So lange die Relativität der Realitäten nicht anerkannt ist, kann die Moderne (vgl. S.

83) nicht bewältigt sein. Bei dieser schwierigen Aufgabe bietet das Klavierspiel nun

eine erstaunliche und wohl einmalige Schnittstelle zwischen Kunst und

Wissenschaft, zwischen Mensch und Maschine, zwischen Geist und Welt, zwischen

Ratio und Intuition, zwischen Körper und Seele und zwischen Analytik und

Ganzheit, die interessante Fragestellungen aus unterschiedlichen Wissensgebieten

zuläßt. In Form des Computerflügels existiert diese Schnittstelle bereits.

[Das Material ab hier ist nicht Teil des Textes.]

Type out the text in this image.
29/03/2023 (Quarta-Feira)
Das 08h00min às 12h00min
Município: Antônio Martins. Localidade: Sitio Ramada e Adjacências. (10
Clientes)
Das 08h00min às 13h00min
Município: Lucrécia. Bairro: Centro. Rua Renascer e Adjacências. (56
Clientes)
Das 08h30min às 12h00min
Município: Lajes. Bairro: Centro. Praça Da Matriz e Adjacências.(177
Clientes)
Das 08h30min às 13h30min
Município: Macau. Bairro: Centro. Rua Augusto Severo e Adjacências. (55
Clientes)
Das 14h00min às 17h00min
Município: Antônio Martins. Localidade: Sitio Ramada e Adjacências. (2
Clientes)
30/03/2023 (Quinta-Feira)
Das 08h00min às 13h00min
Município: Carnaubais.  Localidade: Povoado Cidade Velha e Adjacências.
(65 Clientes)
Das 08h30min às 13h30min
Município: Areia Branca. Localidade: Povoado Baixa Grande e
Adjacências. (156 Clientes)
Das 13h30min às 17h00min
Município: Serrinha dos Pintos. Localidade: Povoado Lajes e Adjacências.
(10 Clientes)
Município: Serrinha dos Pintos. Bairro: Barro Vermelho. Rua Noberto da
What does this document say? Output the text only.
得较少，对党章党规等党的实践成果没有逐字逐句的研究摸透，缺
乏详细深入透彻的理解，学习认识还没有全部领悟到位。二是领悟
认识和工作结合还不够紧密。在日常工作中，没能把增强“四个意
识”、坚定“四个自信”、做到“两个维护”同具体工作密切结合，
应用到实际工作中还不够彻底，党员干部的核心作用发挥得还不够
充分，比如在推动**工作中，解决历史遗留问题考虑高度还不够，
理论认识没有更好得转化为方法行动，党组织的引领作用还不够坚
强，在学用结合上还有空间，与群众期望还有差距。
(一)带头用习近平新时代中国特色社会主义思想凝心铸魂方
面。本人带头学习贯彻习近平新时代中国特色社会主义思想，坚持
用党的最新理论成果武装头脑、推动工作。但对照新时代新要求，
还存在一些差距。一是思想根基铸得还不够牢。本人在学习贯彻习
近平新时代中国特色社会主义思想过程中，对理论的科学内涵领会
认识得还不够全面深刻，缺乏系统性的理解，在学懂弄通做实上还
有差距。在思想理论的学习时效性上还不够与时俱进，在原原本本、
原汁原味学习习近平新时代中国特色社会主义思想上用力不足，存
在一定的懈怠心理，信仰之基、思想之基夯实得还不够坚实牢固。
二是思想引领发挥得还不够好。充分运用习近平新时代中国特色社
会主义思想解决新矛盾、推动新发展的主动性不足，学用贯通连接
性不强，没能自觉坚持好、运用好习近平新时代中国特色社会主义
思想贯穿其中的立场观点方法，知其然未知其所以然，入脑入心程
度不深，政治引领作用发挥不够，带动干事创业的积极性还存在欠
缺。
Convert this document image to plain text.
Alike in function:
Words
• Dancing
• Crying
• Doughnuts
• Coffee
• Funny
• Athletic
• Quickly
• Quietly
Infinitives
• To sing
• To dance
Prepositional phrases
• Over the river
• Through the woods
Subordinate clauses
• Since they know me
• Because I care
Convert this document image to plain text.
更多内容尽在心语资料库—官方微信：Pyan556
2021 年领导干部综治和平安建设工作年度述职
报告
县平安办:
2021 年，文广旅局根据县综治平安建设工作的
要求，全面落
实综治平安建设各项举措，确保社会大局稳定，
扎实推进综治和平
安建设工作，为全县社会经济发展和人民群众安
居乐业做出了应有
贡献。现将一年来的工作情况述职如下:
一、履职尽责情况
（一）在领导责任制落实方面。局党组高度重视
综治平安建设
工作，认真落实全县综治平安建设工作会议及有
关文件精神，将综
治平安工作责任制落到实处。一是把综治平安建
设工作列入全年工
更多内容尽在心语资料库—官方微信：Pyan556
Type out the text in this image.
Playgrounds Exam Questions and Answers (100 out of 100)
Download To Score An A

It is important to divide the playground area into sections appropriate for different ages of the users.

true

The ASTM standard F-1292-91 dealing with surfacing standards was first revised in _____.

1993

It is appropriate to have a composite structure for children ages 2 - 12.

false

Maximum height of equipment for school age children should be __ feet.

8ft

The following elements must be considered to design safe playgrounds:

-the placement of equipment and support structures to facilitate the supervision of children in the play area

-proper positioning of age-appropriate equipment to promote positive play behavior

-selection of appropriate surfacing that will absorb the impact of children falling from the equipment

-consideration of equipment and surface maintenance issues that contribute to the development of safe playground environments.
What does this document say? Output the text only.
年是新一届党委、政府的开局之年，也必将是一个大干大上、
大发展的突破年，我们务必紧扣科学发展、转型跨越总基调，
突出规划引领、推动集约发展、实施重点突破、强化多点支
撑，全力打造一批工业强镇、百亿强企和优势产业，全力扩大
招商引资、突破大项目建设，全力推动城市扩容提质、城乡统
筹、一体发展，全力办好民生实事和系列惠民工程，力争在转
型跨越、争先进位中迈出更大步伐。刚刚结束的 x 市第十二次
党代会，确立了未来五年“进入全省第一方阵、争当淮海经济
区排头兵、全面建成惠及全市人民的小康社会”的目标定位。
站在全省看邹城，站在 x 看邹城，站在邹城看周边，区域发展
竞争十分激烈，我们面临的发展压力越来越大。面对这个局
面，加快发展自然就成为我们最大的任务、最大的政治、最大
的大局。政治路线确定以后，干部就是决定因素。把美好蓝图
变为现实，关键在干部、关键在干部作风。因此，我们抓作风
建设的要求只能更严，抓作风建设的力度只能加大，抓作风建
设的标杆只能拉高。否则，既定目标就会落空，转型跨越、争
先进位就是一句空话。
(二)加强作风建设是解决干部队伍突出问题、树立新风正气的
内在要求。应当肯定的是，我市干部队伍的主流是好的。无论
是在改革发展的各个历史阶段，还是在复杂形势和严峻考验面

Im Zuge der Bewältigung der Moderne wird sich unser Weltbild wohl von einem

idealen, technokratischen zu einem künstlerischen wandeln müssen. Naturwissenschaft

und Kunst scheinen sich heute, im Zustand nahezu maximaler Inkompatibilität,

die sich besonders eindrücklich auch am Phänomen des Klavierspiels manifestiert,

jedenfalls wieder aufeinander zu zu bewegen. Die Naturwissenschaft hat

sich von Ansprüchen der absoluten Exaktheit verabschiedet. Der Chemie-Nobelpreisträger

ILYA PRIPOGINE vertritt die Meinung,

"[...] wir werden die Vorstellung von der Welt als einer Maschine verlassen

müssen, um zurückzukehren zu dem alten griechischen Paradigma von der

Welt als einem Kunstwerk." (DAUCHER 1994, 23)

An den Kunstwissenschaften ist es nun, "Digitalitäten" ebenfalls aufzugeben und

sich von überholten Absolutheitsansprüchen zu lösen. Die Bedeutung der musikalischen

Kunstausübung, deren Kontakt zur Naturwissenschaft im 20. Jahrhundert völlig

zusammengebrochen ist und die sich im Dickicht zwischen virtuosen und transzendenten

Ansprüchen einerseits und linearem Denken andererseits verstrickt hat,

könnte davon profitieren.

Unter Berücksichtigung des bis heute unbewältigten Scheiterns des "musikpädagogischen

Positivismus" (vgl. Abschnitt 2.3), der bereits gegen Ende des 19. Jahrhunderts

hervortrat, aber noch heute weite Teile der Musikpädagogik beherrscht, erweist

sich das Musizieren als Musterbeispiel für die Notwendigkeit der Überwindung linearen

Denkens. Hier zeigt sich am deutlichsten, was auch in anderen Disziplinen

207


immer klarer zu Tage tritt: dass die von schriftlichen Kategorien dominierte Denkweise

unserer Kultur nur eine von vielen und vor allem nicht die allenthalben geeignetste

Weltsicht liefern kann.

Ein Bildungssystem, das sich vorwiegend auf eine bestimmte Medienart stützt, erzeugt

aber zwangsläufig eine von diesen Medien geprägte Wahrnehmung. Die Auswirkungen

dieses Bildungssystems auf das Denken beschreibt HANS DAUCHER in

einem Aufsatz zur Tagung Naturwissenschaft und Kunst, Kunst und Naturwissenschaft

folgendermaßen:

208

"Nun ist unser Bildungssystem nahezu ausschließlich verbal orientiert. Diese

Einseitigkeit zeigt Folgen, die kaum reflektiert werden.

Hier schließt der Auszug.